“The one thing about sake is it’s really complicated,” Kaz Okochi posits at a corner table of his restaurant. His sits with a small group he has assembled for a class on the Japanese rice wine. “I don’t know if people need to know that much.”
But he’s willing to teach as much as people are interested in knowing.
On Monday evenings this month, Okochi will host a weekly sake tasting class at Kaz Sushi Bistro. The lesson includes a few hours around a table with Chef Kaz, seven premium sake pours, and izakaya style snacks from the kitchen’s menu like chicken wings that rival Bonchon, morsels of fried cubed pork with onion, and classic okonyomaki with bonito flakes fluttering atop the pancakes.
For $45 a person, which includes tax and gratuity, the class is practically being given away. The price is more than worth it for the drinks and food alone. And it comes with the wisdom and banter with the man who may be Washington’s leading sake expert and ambassador—and now a certified sake advisor. For Chef Kaz, the point is about sharing parts of his culture with those who want to learn.
“At this point, it’s not about the money,” explains Kaz who sees consistent business at his namesake restaurant in Golden Triangle and is also part owner of Masa 14. “It’s about being Japanese and being proud to share a Japanese product.”
That means learning a little bit about how brews differ based on to what percentage the rice is polished down, where the grains come from, different types of sake and their tasting notes, as well as the chance to pick out a new sake cup from the presented tray for each new bottle brought out.

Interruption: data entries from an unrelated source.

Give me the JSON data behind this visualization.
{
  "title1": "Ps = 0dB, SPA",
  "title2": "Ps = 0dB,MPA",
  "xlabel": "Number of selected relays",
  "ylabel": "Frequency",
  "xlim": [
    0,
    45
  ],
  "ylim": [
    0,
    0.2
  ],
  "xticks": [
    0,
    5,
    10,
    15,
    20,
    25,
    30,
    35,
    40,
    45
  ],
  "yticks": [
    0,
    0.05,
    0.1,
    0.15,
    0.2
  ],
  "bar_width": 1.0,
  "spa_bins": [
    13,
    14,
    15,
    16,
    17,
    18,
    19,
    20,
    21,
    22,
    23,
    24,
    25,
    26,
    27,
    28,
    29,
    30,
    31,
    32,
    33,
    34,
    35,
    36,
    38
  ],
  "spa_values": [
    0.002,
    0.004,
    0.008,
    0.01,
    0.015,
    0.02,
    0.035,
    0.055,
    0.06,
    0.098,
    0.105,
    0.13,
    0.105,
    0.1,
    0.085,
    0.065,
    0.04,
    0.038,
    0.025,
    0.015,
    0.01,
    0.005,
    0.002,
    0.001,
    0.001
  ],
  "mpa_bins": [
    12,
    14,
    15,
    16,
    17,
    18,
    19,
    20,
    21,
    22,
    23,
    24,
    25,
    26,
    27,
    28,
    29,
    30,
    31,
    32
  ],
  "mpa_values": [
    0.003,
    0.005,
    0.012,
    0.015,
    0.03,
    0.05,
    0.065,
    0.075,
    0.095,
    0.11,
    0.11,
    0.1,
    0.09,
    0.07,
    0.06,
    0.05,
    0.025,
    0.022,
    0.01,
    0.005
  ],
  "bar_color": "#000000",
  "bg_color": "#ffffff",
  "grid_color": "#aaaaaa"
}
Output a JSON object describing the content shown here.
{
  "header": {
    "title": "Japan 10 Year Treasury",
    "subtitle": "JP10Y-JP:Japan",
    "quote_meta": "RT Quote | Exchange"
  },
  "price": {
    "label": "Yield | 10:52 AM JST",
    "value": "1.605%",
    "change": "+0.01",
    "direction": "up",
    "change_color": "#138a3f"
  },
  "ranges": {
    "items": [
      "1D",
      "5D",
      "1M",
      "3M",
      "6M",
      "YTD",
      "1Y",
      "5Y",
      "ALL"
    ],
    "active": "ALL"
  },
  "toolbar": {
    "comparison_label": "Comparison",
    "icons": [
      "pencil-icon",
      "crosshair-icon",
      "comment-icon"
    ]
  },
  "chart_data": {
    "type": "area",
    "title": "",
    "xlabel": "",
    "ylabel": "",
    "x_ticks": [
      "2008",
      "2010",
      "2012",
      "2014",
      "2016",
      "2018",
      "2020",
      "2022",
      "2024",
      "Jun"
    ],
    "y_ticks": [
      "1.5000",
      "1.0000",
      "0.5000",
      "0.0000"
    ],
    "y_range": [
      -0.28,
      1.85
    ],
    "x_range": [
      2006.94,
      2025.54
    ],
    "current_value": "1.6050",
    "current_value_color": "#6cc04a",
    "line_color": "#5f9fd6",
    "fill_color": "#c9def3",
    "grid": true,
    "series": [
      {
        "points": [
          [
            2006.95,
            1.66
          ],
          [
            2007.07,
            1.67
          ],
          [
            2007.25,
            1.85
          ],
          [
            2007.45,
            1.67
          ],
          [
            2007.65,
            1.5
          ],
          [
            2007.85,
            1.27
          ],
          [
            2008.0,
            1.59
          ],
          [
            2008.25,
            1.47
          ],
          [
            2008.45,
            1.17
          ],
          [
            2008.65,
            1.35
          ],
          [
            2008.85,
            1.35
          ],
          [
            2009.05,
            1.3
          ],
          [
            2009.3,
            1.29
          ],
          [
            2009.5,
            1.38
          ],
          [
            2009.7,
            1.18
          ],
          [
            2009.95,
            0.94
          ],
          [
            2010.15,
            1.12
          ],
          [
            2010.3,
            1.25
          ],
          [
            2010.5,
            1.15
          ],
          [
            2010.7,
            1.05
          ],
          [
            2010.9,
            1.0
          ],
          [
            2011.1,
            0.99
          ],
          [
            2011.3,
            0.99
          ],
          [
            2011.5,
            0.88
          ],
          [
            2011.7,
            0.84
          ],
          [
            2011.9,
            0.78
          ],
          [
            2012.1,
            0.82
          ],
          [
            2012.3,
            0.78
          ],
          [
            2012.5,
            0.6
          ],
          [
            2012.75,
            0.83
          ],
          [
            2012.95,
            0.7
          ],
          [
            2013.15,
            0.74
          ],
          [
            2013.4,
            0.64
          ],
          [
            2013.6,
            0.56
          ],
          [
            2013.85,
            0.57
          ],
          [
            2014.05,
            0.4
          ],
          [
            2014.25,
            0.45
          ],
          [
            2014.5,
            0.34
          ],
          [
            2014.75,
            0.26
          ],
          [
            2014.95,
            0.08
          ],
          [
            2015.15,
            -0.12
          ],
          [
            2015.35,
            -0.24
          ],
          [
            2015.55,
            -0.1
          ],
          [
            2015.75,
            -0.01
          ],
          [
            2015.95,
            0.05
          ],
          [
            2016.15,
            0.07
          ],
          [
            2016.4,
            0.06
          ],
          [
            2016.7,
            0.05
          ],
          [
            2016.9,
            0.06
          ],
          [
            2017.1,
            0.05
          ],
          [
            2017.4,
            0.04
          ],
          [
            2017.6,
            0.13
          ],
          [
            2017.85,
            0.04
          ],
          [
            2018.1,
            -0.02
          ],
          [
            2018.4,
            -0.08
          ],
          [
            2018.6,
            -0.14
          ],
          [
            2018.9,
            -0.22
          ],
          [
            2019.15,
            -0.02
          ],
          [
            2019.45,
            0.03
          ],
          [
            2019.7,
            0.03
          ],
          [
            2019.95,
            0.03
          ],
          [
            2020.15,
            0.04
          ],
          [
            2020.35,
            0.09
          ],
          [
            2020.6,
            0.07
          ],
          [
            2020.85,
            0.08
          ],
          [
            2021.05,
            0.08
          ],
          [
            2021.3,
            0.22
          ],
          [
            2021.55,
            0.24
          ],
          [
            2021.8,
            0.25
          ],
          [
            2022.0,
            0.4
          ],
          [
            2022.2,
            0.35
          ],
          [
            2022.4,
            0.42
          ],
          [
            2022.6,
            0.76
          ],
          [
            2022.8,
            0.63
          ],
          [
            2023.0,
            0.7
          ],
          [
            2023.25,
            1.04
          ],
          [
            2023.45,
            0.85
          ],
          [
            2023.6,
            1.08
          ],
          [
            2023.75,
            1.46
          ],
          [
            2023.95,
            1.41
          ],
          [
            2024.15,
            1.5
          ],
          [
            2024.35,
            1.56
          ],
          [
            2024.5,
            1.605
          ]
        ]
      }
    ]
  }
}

No hot sakes are served here. That’s more for the cheap house pours that used to be just about all you could find in a Japanese restaurant. Kaz recounts a story of when he first brought premium sake to Washington when he was working at Sushi Ko in 1992, an effort which required a promise to buy every bottle his distributor brought over. A customer thought serving sake cold was a gimmick.
With the proliferation of high end sushi and izakaya restaurants in the city and range of sakes available, that’s clearly no longer the case. There’s the sparkling, cloudy Hakkaisan Sparkling Nigori Kaz serves; cans like Kikusui’s Funaguchi Kunko which packs an undiluted, unpasteurized, powerful punch; and one called Perfect Snow that is almost like chewing on a textured, creamy, funky, sweet milk.
And it’s not just restaurants like Kaz Sushi Bistro where pours can be obtained. Bottles and cans are available retail at H Mart and Lotte Plazas across Northern Virginia as well as a some smaller D.C. liquor stores. Kaz no longer needs to promise to buy all the bottles to ensure a local market for the rice wine.
The National Cherry Blossom Festival recently hosted their Grand Sake Tasting event, which saw 14 sake brewers from prefectures across Japan serving many of the selections Kaz has on his menu and dozens more. Chef Kaz was characteristically in the middle of things, working his restaurant’s table on his own with a reserved smile, but willing to engage just as at his class. He assembled skewers of raw, sake salmon with the miso marinated mozzarella that he also serves as one of the snacks at his sake tasting class. After the event, organizers and brewers boarded a bus bound for Kaz Sushi Bistro for the sake-fueled after party.
Seats at the Monday Night Sake Class can be reserved online. There’s very limited inventory available for October 5, 12, and 19 classes.
Kaz Sushi Bistro is located at 1951 I Street NW.